GAME DESCRIPTION: Castle Panic is a co-operative strategy board game published by Fireside Games for 1 to 6 players. Players work together to defend their castle from jealous enemy monsters. There are 3 modes to play, but this review will only cover Standard.
SET-UP: The game board contains 5 labeled rings going inward, and is split into 6 numbered segments. Place 1 Tower into each of the 6 segments, separated into 3 colors, in the Castle Ring, and 1 Wall in between the Castle and Swordsman Ring. Take 3 Goblin Monster Tokens, 2 Orc Monster Tokens, and 1 Troll Monster Token. Place only 1 Monster Token in each segment in the Archer Ring, with the highest number on the token facing the castle. Shuffle the Castle cards, and deal cards face-up to each player, with the number dependent on the number of players. Place the rest of the deck face-down. Finally, turn all the Monster Tokens face-down and mix them up.
STARTING: The turn player starts by drawing back up to your hand limit, which is usually ignored at the first turn. Then, the player may discard 1 card and draw a replacement in its place, or skip this step. The 3rd step allows trading between players. If there are 2 to 5 players, a player can only make one trade per turn. With 6 players, a player may trade either 2 cards with
the same player or trade with 2
FIGHT: During this turn, the turn player may play as may cards as they wish and are able. A player may attack any monsters not in the forest during this turn by playing the card that matches both the color and Ring of the location of the monster.
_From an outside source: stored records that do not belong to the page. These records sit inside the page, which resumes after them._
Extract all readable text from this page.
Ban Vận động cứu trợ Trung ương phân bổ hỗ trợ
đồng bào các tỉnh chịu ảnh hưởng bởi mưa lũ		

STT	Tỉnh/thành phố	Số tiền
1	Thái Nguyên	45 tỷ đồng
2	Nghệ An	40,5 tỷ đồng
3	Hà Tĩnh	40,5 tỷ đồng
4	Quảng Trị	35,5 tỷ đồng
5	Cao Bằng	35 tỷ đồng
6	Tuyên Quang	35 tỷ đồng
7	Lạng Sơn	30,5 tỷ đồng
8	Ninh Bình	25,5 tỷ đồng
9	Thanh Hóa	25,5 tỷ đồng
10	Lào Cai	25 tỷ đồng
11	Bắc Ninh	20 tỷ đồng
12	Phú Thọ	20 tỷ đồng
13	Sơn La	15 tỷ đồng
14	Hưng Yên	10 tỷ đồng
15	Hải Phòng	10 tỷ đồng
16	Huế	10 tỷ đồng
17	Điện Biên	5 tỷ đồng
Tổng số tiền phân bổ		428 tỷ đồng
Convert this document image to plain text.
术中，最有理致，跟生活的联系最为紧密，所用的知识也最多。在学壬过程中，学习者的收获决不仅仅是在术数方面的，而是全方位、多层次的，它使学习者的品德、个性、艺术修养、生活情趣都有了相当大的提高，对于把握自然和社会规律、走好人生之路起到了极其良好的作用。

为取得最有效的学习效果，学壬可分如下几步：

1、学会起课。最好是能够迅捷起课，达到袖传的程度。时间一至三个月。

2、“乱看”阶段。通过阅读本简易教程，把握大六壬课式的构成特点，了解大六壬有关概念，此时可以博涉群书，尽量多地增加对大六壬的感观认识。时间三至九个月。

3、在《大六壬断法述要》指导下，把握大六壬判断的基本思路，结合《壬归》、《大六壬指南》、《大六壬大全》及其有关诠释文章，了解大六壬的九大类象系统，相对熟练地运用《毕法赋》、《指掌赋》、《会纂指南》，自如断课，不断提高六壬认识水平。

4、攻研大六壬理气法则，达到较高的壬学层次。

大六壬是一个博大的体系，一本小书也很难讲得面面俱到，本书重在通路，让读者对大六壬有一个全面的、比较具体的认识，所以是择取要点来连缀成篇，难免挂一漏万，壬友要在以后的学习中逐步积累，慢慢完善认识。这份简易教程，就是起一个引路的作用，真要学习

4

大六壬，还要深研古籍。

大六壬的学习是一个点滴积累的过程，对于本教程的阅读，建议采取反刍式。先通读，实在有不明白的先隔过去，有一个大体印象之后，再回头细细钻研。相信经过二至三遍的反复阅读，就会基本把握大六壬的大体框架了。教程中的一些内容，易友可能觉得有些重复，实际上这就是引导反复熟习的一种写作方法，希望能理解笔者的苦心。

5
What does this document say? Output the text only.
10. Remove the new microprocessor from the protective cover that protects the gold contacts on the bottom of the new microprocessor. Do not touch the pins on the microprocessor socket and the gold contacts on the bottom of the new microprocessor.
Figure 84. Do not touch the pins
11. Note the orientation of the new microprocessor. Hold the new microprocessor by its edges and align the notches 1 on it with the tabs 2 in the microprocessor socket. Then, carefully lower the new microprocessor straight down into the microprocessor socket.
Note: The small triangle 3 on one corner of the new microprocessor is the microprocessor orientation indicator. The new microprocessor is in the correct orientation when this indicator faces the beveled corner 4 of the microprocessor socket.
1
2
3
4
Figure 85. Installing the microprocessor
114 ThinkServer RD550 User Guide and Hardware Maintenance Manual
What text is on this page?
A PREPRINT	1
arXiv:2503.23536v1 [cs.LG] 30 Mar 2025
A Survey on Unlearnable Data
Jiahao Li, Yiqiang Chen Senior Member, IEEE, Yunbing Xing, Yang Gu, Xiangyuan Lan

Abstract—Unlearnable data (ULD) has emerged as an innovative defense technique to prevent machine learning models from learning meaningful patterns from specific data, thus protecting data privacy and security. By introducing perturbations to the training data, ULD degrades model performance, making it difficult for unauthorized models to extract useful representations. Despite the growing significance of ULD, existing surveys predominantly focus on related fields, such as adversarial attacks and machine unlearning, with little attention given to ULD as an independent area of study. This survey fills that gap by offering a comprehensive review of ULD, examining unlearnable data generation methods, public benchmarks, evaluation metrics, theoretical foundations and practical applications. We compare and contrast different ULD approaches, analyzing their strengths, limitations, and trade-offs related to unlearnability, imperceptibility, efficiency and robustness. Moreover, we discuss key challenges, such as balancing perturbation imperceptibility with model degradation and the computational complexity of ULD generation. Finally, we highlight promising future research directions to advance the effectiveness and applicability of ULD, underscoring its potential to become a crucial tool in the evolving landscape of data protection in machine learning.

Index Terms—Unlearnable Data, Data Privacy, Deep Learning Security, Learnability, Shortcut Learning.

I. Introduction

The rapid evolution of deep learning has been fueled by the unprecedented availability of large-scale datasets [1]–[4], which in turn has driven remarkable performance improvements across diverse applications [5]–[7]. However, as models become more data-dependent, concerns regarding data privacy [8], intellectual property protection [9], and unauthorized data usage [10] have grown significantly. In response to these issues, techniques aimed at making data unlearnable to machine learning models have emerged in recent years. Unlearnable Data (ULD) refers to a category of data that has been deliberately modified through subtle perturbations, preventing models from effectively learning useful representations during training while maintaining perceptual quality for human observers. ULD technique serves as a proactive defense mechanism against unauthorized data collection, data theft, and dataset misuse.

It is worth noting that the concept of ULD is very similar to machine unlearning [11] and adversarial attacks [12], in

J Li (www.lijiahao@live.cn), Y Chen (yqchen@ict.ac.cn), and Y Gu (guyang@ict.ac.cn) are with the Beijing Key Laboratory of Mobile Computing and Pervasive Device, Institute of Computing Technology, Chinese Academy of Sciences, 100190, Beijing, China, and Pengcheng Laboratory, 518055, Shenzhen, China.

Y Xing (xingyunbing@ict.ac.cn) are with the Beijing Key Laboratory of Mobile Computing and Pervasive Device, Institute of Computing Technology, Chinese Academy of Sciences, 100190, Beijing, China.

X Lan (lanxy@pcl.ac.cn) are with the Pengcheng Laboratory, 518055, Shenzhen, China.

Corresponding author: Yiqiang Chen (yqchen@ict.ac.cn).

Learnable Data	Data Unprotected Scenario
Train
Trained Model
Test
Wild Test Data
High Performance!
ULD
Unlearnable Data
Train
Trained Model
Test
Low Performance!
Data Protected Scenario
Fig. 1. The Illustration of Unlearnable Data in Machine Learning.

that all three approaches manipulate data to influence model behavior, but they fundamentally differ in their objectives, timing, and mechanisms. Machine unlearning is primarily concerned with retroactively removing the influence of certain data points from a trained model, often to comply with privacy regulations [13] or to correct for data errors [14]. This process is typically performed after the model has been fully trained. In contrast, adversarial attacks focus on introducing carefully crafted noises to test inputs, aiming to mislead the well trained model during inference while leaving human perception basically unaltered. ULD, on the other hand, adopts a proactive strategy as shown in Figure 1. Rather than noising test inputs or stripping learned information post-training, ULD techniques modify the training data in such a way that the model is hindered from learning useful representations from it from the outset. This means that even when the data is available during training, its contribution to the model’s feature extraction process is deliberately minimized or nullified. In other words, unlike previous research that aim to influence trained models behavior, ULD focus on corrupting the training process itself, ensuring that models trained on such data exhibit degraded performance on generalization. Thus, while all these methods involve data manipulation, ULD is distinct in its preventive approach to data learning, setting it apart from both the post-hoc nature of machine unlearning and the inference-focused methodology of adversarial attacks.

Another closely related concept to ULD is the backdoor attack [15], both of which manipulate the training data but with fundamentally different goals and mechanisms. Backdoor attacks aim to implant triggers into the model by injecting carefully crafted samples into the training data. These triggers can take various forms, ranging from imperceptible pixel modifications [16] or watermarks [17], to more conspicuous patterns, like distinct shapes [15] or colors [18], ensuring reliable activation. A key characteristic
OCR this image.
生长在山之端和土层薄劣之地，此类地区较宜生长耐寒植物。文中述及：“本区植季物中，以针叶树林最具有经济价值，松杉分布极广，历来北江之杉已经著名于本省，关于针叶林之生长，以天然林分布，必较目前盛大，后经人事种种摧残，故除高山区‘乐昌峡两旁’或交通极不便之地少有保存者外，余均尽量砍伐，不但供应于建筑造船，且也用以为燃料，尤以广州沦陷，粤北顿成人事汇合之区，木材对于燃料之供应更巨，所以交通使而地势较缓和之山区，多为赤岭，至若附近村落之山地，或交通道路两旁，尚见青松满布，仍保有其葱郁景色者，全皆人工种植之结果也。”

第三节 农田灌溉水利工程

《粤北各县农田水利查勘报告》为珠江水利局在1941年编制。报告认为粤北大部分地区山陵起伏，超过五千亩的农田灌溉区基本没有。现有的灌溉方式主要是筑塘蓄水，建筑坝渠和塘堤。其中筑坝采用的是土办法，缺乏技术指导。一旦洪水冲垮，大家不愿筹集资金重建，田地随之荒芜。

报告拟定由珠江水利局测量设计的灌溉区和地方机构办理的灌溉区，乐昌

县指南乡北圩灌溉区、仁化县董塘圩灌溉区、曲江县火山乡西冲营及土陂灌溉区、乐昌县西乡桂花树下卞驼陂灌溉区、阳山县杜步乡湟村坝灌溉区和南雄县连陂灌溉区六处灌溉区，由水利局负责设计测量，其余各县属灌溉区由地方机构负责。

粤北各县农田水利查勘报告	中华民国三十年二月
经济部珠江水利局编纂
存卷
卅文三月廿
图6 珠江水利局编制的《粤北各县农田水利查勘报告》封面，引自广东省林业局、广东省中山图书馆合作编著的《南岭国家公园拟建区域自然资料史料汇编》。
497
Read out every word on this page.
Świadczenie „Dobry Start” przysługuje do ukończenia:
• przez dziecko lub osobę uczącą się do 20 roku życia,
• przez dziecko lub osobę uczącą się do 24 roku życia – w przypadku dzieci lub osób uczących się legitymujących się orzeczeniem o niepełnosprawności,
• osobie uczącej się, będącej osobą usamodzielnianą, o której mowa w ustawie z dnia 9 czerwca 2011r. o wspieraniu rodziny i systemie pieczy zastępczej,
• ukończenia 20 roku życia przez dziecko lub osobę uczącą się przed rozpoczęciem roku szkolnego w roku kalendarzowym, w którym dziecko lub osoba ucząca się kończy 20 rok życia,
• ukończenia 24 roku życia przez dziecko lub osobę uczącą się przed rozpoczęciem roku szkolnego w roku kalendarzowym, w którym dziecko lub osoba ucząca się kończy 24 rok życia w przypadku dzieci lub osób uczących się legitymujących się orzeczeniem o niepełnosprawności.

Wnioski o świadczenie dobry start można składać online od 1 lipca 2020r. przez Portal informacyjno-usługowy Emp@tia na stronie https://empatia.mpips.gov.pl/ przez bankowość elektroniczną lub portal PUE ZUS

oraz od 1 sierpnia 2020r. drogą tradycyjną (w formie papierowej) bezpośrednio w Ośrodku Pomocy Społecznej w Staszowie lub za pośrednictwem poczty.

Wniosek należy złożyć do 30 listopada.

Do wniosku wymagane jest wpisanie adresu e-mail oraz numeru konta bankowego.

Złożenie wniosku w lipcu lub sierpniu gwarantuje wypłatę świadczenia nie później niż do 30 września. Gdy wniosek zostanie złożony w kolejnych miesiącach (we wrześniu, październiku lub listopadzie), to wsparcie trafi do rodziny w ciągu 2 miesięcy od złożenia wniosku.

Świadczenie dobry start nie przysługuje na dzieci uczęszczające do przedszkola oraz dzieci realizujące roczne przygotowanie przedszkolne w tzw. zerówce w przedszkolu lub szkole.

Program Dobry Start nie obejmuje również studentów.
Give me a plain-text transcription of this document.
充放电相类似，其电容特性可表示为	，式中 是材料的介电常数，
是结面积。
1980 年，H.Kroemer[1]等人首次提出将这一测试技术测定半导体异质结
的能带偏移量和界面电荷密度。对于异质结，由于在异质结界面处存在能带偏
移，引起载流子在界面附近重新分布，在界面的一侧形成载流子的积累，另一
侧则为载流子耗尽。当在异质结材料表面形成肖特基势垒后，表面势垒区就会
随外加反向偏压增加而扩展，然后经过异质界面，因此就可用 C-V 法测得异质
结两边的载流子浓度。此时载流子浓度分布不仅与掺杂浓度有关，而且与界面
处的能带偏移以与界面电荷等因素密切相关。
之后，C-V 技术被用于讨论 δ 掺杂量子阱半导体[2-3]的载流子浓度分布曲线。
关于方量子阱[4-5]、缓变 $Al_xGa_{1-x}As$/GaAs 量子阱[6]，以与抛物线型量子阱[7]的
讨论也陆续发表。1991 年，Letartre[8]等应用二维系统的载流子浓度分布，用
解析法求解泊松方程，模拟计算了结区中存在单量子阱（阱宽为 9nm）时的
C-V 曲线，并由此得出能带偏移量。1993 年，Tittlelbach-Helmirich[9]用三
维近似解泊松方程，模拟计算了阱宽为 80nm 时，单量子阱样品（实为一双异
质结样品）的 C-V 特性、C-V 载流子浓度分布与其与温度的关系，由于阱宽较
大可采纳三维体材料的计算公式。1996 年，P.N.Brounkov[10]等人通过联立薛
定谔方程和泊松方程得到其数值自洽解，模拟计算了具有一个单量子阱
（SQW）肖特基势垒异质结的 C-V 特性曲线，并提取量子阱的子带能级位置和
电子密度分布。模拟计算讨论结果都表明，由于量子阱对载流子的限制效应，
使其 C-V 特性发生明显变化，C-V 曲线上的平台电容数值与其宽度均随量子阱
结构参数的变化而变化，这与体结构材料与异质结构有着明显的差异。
Rotate the token so the next lowest number is facing the castle to indicate 1 damage taken, unless otherwise stated on the card.
SLAYING: Once a Monster Token is at 1, and takes damage, it is removed from the board and given to the player who slayed it as a Trophy. Any Monster that is slayed from a Boulder or other event is not given to any player.
MOVEMENT: Once the player cannot or chooses not to play anymore cards, every Monster Token advances 1 Ring forward. Any Monster that gets to a Wall destroys the Wall and takes 1 damage. If the Wall is fortified, the Fortification token is removed, and the Monster takes 1 damage. If there is no Wall, the Monster advances into the Castle Ring, and that Castle is destroyed and the monster takes 1 damage.
REINFORCEMENT: Once the Monsters have moved, the player flips over 2 Monster Tokens and places them into the Forest Ring, the location determined by dice roll. There are also special tokens, such as Boss Monsters. Boss Monsters also have special effects detailed in the rules, and can be identified by the gold
background behind their damage points. There are also Plague tokens, which discards the indicated card from everyone's hands. There are also Tokens that rotate every Monster one number clockwise/counter-clockwise, move Monsters forward in a specific color, or force the player to draw more Monster Tokens.
GIANT BOULDER: The Giant Boulder rolls down a numbered segment determined by dice roll, and destroys any Monsters it passes until it hits and destroys either a Wall, Tower, or Fortification. If none of these things are in the way, it continues through to the other side and destroys any other enemies and stops after it hits the next Forest ring.
FINISHING: If the Monsters manage to destroy all Wall and Castle segments, the players lose. If the players manage to play and slay all 49 Monsters, the players win. In that case, each player adds up the highest number on each of their Trophies. The player with the highest number of points is now the Master Slayer.
CONCLUSION: I am a sucker for Co-operative games. This is probably one of the first ones I've ever played, and it plays well. The game is punishing and difficult, but not terribly so. Castle Panic has enough randomness and player support to make it work. However, it is still a strategy game, which means that even though you can have players help and guide you, or just straight up tell you what to do, if you don't enjoy turn based strategy, it won't be fun. This is the kind of game that changes on a whim, and well laid plans can be swept out from under you in a heartbeat. Still, with a solid group of friends who understand long term strategy, you should at least attempt it, if only to see if you like strategy games or not.
AFTERTHOUGHTS: There are 2 more variations of play of Castle Panic. The first, Co-op, just eliminates Trophies, so it might be good to play with younger people who struggle with this game, or players who have a habit of ruining a plan so they can score. The other version, Overlord, seems to make it more of an asynchronous 1 vs 3-5 game, which might be fascinating to try.